Ha inoltre aggiunto che, durante la discussione avuta con il suo omologo, «Gonzales ha menzionato in modo particolare l’importanza del rispetto dei diritti e della dignità dell’uomo ed ha sottolineato l’importanza dello Stato di Diritto e della sovranità di ogni Paese».
Collaborazione proficua
Il ministro elvetico ha espresso la propria soddisfazione per gli «stretti contatti» che Stati Uniti e Svizzera hanno sviluppato in ambito di sicurezza a partire dagli attentati dell’11 settembre 2001.
Blocher si è rallegrato in particolare per la proficua collaborazione con l’FBI, con cui «il lavoro è svolto quotidianamente e a tutti i livelli, anche da poliziotto a poliziotto».
Ha inoltre precisato che Gonzales e Mueller sono concordi nel ritenere che gli scambi di informazioni ai massimi livelli debbano potere «avvenire anche in modo informale e che i diretti interessati possano contattarsi direttamente via telefono».

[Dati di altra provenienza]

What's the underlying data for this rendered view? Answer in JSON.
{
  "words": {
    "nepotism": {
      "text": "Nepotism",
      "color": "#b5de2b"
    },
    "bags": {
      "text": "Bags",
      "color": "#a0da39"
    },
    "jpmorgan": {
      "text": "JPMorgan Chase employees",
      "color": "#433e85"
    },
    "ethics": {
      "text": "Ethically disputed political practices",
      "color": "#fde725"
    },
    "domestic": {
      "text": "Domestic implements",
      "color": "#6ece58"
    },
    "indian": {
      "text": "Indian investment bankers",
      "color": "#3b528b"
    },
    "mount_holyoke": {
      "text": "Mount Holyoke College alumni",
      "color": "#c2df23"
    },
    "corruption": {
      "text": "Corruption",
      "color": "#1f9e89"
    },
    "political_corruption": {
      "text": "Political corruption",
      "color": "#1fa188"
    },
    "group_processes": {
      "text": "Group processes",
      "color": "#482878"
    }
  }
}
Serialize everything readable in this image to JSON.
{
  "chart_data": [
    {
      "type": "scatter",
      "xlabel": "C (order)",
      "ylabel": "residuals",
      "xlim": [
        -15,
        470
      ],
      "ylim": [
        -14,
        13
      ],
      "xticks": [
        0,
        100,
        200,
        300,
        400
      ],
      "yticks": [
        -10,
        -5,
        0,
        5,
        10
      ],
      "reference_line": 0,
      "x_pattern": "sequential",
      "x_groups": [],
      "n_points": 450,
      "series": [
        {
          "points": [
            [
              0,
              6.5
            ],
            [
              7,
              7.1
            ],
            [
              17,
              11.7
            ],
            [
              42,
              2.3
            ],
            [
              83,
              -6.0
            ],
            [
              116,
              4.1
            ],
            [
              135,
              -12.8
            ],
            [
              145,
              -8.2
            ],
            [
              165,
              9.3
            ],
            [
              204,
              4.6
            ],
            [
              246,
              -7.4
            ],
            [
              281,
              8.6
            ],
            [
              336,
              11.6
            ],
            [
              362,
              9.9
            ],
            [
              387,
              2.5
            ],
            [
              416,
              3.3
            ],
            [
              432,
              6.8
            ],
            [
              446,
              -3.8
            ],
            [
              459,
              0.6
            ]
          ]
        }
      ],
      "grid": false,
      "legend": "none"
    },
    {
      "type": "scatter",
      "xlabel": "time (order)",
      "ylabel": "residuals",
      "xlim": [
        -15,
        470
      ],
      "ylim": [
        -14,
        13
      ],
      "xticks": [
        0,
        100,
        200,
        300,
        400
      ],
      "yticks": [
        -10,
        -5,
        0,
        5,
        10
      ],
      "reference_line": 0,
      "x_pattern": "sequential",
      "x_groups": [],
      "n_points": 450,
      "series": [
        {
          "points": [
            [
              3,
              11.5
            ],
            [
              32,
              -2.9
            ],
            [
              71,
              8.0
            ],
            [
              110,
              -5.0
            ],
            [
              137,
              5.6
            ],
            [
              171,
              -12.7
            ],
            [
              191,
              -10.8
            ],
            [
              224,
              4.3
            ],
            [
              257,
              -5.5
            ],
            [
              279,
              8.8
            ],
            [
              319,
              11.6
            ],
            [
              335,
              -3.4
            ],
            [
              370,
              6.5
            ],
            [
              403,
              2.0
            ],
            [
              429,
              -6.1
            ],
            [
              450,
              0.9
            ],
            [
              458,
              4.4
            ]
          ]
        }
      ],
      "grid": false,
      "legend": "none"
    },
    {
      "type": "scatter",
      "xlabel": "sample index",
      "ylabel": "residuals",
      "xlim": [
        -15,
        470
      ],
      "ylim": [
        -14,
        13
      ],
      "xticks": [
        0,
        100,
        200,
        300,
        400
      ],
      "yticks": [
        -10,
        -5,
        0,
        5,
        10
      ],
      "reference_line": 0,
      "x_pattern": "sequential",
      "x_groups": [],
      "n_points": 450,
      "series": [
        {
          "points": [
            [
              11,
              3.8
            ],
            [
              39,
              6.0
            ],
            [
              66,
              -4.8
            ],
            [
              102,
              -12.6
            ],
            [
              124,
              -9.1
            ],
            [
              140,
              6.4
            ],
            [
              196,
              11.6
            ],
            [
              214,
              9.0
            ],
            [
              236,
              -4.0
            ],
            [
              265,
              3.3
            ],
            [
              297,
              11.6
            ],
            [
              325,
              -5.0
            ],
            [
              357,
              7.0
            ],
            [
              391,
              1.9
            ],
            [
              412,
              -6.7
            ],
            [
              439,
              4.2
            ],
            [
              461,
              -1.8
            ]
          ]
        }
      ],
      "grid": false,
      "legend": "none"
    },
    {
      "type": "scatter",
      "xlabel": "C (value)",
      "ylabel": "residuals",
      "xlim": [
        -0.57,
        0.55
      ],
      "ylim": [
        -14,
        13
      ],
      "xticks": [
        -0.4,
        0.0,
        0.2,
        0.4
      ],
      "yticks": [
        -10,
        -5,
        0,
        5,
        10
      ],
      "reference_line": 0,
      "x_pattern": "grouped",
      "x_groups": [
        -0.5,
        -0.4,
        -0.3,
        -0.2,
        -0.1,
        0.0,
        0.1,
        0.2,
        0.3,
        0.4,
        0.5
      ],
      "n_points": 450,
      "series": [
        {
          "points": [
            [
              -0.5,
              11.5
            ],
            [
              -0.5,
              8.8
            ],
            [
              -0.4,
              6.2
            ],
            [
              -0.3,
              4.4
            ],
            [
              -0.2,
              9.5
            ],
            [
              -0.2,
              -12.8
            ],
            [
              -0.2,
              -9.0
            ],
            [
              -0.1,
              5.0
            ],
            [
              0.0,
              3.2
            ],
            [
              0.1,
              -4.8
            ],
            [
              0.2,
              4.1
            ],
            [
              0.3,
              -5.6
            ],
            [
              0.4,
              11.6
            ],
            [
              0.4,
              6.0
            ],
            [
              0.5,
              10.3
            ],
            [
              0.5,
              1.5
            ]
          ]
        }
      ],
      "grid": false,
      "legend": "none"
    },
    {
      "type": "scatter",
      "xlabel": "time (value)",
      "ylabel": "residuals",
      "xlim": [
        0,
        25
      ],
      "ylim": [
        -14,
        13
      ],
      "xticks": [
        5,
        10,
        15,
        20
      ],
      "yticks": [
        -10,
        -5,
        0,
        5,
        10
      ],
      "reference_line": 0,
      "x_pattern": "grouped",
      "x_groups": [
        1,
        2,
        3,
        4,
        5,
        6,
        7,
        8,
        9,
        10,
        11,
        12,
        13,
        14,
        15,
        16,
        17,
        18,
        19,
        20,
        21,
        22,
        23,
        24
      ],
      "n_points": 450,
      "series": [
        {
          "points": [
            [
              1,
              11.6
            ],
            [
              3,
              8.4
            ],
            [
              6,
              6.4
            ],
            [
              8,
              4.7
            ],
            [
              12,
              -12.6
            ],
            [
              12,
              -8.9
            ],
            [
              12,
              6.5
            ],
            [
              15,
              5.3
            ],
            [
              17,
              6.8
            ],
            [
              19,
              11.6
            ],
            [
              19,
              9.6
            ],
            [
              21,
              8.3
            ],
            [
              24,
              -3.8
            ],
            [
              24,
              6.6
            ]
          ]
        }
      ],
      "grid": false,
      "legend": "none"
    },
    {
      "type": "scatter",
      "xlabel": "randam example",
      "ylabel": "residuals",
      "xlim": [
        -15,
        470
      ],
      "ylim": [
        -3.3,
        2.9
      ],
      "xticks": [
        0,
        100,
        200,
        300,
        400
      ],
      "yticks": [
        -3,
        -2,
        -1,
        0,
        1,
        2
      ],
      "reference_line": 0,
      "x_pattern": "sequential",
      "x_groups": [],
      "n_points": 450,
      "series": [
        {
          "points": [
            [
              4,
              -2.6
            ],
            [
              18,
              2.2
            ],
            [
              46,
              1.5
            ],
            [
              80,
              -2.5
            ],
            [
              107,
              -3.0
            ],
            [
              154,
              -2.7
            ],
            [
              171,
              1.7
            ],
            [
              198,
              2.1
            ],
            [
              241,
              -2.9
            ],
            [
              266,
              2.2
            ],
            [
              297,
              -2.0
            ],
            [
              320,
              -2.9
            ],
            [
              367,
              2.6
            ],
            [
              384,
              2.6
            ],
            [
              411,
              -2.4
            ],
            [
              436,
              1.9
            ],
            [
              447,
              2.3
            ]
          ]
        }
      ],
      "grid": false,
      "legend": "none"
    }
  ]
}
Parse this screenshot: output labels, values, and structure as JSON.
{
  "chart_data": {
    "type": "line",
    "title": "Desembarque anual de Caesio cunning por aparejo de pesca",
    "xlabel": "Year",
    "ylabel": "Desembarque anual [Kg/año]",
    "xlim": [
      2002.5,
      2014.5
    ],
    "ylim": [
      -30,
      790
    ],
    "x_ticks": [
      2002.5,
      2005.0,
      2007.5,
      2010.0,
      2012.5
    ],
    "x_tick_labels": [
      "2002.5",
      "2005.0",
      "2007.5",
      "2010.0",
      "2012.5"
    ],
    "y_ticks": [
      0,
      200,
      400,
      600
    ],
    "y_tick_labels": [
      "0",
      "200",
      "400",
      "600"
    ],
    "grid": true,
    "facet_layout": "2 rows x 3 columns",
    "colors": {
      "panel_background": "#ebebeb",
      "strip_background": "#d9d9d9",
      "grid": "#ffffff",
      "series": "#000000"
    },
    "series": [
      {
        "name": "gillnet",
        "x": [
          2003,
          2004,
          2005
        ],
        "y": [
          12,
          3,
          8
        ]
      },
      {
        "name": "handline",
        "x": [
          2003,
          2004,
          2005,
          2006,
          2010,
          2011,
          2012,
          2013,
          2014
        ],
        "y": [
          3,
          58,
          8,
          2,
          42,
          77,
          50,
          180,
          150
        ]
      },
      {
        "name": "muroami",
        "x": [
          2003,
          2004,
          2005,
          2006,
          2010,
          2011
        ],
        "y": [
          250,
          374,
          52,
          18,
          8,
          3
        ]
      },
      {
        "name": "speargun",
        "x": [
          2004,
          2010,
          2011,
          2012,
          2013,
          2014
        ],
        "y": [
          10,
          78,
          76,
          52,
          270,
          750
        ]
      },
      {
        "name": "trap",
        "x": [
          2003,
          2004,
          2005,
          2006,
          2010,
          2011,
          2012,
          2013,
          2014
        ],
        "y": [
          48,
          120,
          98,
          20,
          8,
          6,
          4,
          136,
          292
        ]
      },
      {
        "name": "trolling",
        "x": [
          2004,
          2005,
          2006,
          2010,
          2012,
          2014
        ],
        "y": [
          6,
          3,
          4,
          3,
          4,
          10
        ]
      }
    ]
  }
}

La visita di Blocher è servita, oltre che come prima presa di contatto con Alberto Gonzales – che dirige il ministero americano di giustizia da un mese soltanto – anche a rinforzare la collaborazione fra i due Paesi nella lotta contro il terrorismo.
Nuovi negoziati
Al termine dell’incontro, il ministro elvetico ha annunciato che «saranno avviati immediatamente dei negoziati bilaterali» allo scopo di giungere a un accordo che rimpiazzi l’«Operative Working Agreement» (OWA), firmato fra Svizzera e USA dopo gli attentati del 2001.
«Presumo che il nuovo trattato sarà concluso entro la fine di quest’anno», ha affermato Blocher.
Lo scorso anno, il procuratore della Confederazione, Valentin Roschacher, aveva dichiarato che l’OWA – accordo contestato in particolare perché il governo svizzero non l’ha mai sottoposto all’approvazione del parlamento – non sarà più utilizzato non appena le inchieste aperte in seguito agli attentati del 2001 verranno chiuse.
Benché queste procedure siano quasi giunte al loro termine, la Svizzera desidera continuare gli sforzi intrapresi in materia di collaborazione internazionale. A tale scopo, un nuovo documento dovrebbe essere firmato fra i due Paesi. «L’accordo OWA dev’essere rivisto», ha dichiarato Blocher, senza tuttavia precisare in che misura.
Uno per tutti, tutti per uno
Secondo il ministro della giustizia elvetico non è affatto vero che gli Stati Uniti hanno approfittato più della Svizzera della possibilità di scambio di informazioni fra i due Stati.
«Quando ci si scambiano simili informazioni, l’intera comunità internazionale ne trae beneficio. Un successo nella lotta contro il terrorismo in Svizzera è un successo per il mondo intero», ha affermato Blocher.
«Gli Americani ci rispettano molto e i nostri rapporti sono paritari», ha assicurato infine il ministro.
Marie-Christine Bonzom, Washington
(traduzione e adattamento: Anna Passera)
Il ministro della giustizia elvetico, Christoph Blocher ha incontrato a Washington, durante una visita ufficiale di due giorni, il suo omologo statunitense Alberto Gonzales e il direttore dell’FBI, Robert Mueller.
L’approfondimento e la cooperazione fra autorità inquirenti nella lotta contro il terrorismo, nonché talune questioni concernenti l’assistenza giudiziaria, sono stati al centro delle loro discussioni.